House debates

Wednesday, 9 February 2022

Motions

Queen Elizabeth II: Platinum Jubilee

10:53 am

Photo of Madeleine KingMadeleine King (Brand, Australian Labor Party, Shadow Minister for Trade) Share this | Hansard source

I rise to add my voice to the others congratulating the Queen on the celebration of her Platinum Jubilee—a remarkable 70 years on the throne, which the Queen acceded to on 6 February 1952. When I think about what has happened during her long reign I can't help but wonder what she has lived through and how the world has completely changed. In 1952 the Second World War had barely finished and its impacts were still being felt across the world, including food and fuel rations in the UK; the Cold War was just starting; television was new and not yet available in Australia; and the sun never set over the British Empire.

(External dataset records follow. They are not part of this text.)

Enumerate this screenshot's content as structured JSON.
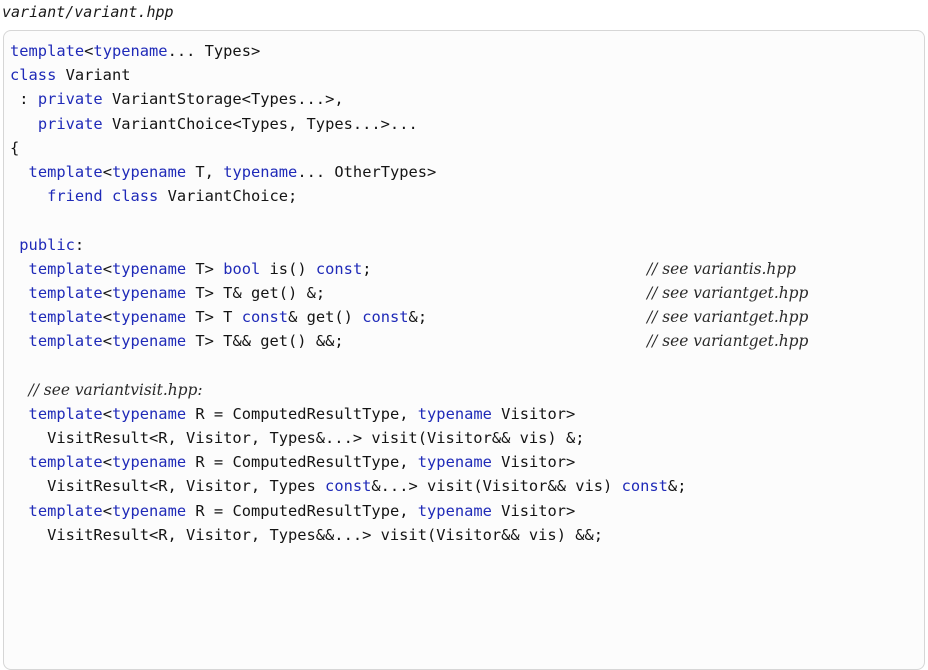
{
  "file": {
    "name": "variant/variant.hpp"
  },
  "code_lines": [
    [
      {
        "t": "template",
        "k": "kw"
      },
      {
        "t": "<",
        "k": "p"
      },
      {
        "t": "typename",
        "k": "kw"
      },
      {
        "t": "... Types>",
        "k": "p"
      }
    ],
    [
      {
        "t": "class",
        "k": "kw"
      },
      {
        "t": " Variant",
        "k": "p"
      }
    ],
    [
      {
        "t": " : ",
        "k": "p"
      },
      {
        "t": "private",
        "k": "kw"
      },
      {
        "t": " VariantStorage<Types...>,",
        "k": "p"
      }
    ],
    [
      {
        "t": "   ",
        "k": "p"
      },
      {
        "t": "private",
        "k": "kw"
      },
      {
        "t": " VariantChoice<Types, Types...>...",
        "k": "p"
      }
    ],
    [
      {
        "t": "{",
        "k": "p"
      }
    ],
    [
      {
        "t": "  ",
        "k": "p"
      },
      {
        "t": "template",
        "k": "kw"
      },
      {
        "t": "<",
        "k": "p"
      },
      {
        "t": "typename",
        "k": "kw"
      },
      {
        "t": " T, ",
        "k": "p"
      },
      {
        "t": "typename",
        "k": "kw"
      },
      {
        "t": "... OtherTypes>",
        "k": "p"
      }
    ],
    [
      {
        "t": "    ",
        "k": "p"
      },
      {
        "t": "friend",
        "k": "kw"
      },
      {
        "t": " ",
        "k": "p"
      },
      {
        "t": "class",
        "k": "kw"
      },
      {
        "t": " VariantChoice;",
        "k": "p"
      }
    ],
    [],
    [
      {
        "t": " ",
        "k": "p"
      },
      {
        "t": "public",
        "k": "kw"
      },
      {
        "t": ":",
        "k": "p"
      }
    ],
    [
      {
        "t": "  ",
        "k": "p"
      },
      {
        "t": "template",
        "k": "kw"
      },
      {
        "t": "<",
        "k": "p"
      },
      {
        "t": "typename",
        "k": "kw"
      },
      {
        "t": " T> ",
        "k": "p"
      },
      {
        "t": "bool",
        "k": "kw"
      },
      {
        "t": " is() ",
        "k": "p"
      },
      {
        "t": "const",
        "k": "kw"
      },
      {
        "t": ";",
        "k": "p"
      },
      {
        "t": "// see variantis.hpp",
        "k": "cm"
      }
    ],
    [
      {
        "t": "  ",
        "k": "p"
      },
      {
        "t": "template",
        "k": "kw"
      },
      {
        "t": "<",
        "k": "p"
      },
      {
        "t": "typename",
        "k": "kw"
      },
      {
        "t": " T> T& get() &;",
        "k": "p"
      },
      {
        "t": "// see variantget.hpp",
        "k": "cm"
      }
    ],
    [
      {
        "t": "  ",
        "k": "p"
      },
      {
        "t": "template",
        "k": "kw"
      },
      {
        "t": "<",
        "k": "p"
      },
      {
        "t": "typename",
        "k": "kw"
      },
      {
        "t": " T> T ",
        "k": "p"
      },
      {
        "t": "const",
        "k": "kw"
      },
      {
        "t": "& get() ",
        "k": "p"
      },
      {
        "t": "const",
        "k": "kw"
      },
      {
        "t": "&;",
        "k": "p"
      },
      {
        "t": "// see variantget.hpp",
        "k": "cm"
      }
    ],
    [
      {
        "t": "  ",
        "k": "p"
      },
      {
        "t": "template",
        "k": "kw"
      },
      {
        "t": "<",
        "k": "p"
      },
      {
        "t": "typename",
        "k": "kw"
      },
      {
        "t": " T> T&& get() &&;",
        "k": "p"
      },
      {
        "t": "// see variantget.hpp",
        "k": "cm"
      }
    ],
    [],
    [
      {
        "t": "  ",
        "k": "p"
      },
      {
        "t": "// see variantvisit.hpp:",
        "k": "cm-inline"
      }
    ],
    [
      {
        "t": "  ",
        "k": "p"
      },
      {
        "t": "template",
        "k": "kw"
      },
      {
        "t": "<",
        "k": "p"
      },
      {
        "t": "typename",
        "k": "kw"
      },
      {
        "t": " R = ComputedResultType, ",
        "k": "p"
      },
      {
        "t": "typename",
        "k": "kw"
      },
      {
        "t": " Visitor>",
        "k": "p"
      }
    ],
    [
      {
        "t": "    VisitResult<R, Visitor, Types&...> visit(Visitor&& vis) &;",
        "k": "p"
      }
    ],
    [
      {
        "t": "  ",
        "k": "p"
      },
      {
        "t": "template",
        "k": "kw"
      },
      {
        "t": "<",
        "k": "p"
      },
      {
        "t": "typename",
        "k": "kw"
      },
      {
        "t": " R = ComputedResultType, ",
        "k": "p"
      },
      {
        "t": "typename",
        "k": "kw"
      },
      {
        "t": " Visitor>",
        "k": "p"
      }
    ],
    [
      {
        "t": "    VisitResult<R, Visitor, Types ",
        "k": "p"
      },
      {
        "t": "const",
        "k": "kw"
      },
      {
        "t": "&...> visit(Visitor&& vis) ",
        "k": "p"
      },
      {
        "t": "const",
        "k": "kw"
      },
      {
        "t": "&;",
        "k": "p"
      }
    ],
    [
      {
        "t": "  ",
        "k": "p"
      },
      {
        "t": "template",
        "k": "kw"
      },
      {
        "t": "<",
        "k": "p"
      },
      {
        "t": "typename",
        "k": "kw"
      },
      {
        "t": " R = ComputedResultType, ",
        "k": "p"
      },
      {
        "t": "typename",
        "k": "kw"
      },
      {
        "t": " Visitor>",
        "k": "p"
      }
    ],
    [
      {
        "t": "    VisitResult<R, Visitor, Types&&...> visit(Visitor&& vis) &&;",
        "k": "p"
      }
    ],
    []
  ]
}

Over the coming years the Queen witnessed the space race and the moon landing, the emergence of the European Union from the war-ravaged ruins of Western Europe, the Korean War, the Vietnam War, the Falklands War and both gulf wars. She has witnessed the rise and fall of fax machines and the emergence of mobile telephony and the internet. She has witnessed the first female prime ministers in both Australia and the United Kingdom, though not a second female prime minister here in Australia. Throughout all this change, the Queen has been a symbol of stability and tradition. The very nature of her role as the sovereign serves to contextualise the slings and arrows of the outrageous fortunes of today within a centuries-old polity that has survived and thrived through worse.

Queen Elizabeth II is the great-granddaughter of Queen Victoria, who was also the grandmother of Kaiser Wilhelm II, against whom Australia fought in the First World War, and great-grandmother of the much-fabled Princess Anastasia of Russia, daughter of the last Czar of Russia, Nicholas II. Queen Victoria's grandfather was George III, who was king when the British first settled Australia. As monarch, the Queen can trace an uninterrupted line back to Cromwell's Commonwealth in the 17th century and, before that, to the Norman invasion in 1066.

Like many, I share British heritage. In fact, before 2016 I was a dual British citizen, but I am that no longer, and so I am able to serve here.